SNAP’s management stated on its Q4 earnings call that it had updated and improved its advertising platform over the past year across three key areas. This includes improving user engagement and conversion, “investing in observability and measurement” and driving up the volume of high-quality user engagements.
But Evan Spiegel, Snap’s CEO pointed out, “In the very near term, it will take time for these improvements to translate into improved top-line growth. “
However, while the company’s revenues stagnate, its user metrics improved in Q4. The company’s subscription service, Snapchat+ debuted last year and had 2 million paid subscribers at the end of the fourth quarter. Global daily active users (DAUs) came in at 375 million, up by 17% year-over-year. Furthermore, average revenue per user (ARPU) declined by 15% year-over-year to $3.47.
While SNAP did not provide guidance for the third straight quarter, it did state in its letter to shareholders that its “internal forecast” has projected its revenues to decline in the range of 10% to 2% year-over-year in Q1 and expects to breakeven on an adjusted EBITDA basis. DAUs are anticipated to come in between 382 million and 384 million in Q1. The company stated that it expects “the operating environment will remain challenging” in Q1 when it comes to user monetization.
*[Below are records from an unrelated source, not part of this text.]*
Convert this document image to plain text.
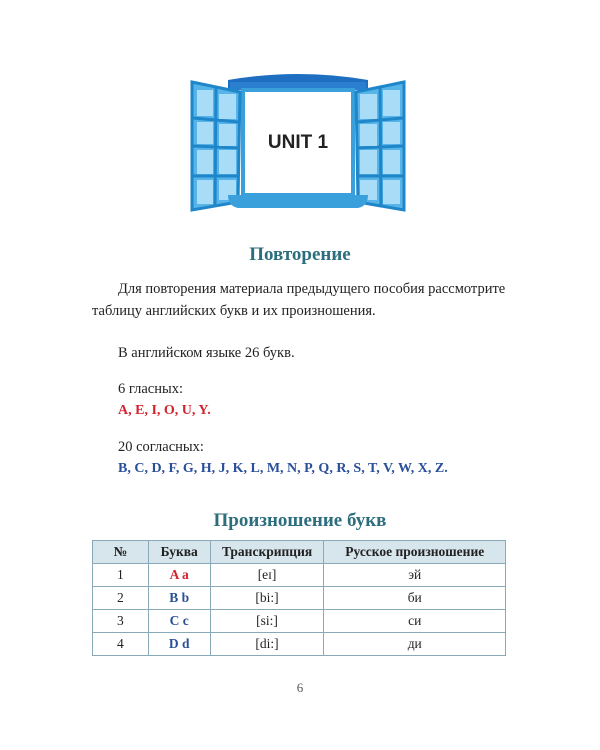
UNIT 1
Повторение

Для повторения материала предыдущего пособия рассмотрите

таблицу английских букв и их произношения.

В английском языке 26 букв.

6 гласных:

A, E, I, O, U, Y.

20 согласных:

B, C, D, F, G, H, J, K, L, M, N, P, Q, R, S, T, V, W, X, Z.

Произношение букв
№	Буква	Транскрипция	Русское произношение
1	A a	[eɪ]	эй
2	B b	[bi:]	би
3	C c	[si:]	си
4	D d	[di:]	ди
6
Considering this bearish outlook, while Truist’s top-rated analyst Youssef Squali remained sidelined on the stock with a Hold rating, he lowered the price target to $8 from $10. The analyst’s price target is the lowest on the Street and implies a downside potential of 30.8% at current levels. Squali commented that while macro headwinds are likely to impact the social media industry as a whole, SNAP could be more affected “given its smaller size.”
Overall, Wall Street analysts still remain cautiously optimistic about SNAP stock with a Moderate Buy consensus rating based on three Buys and six Holds.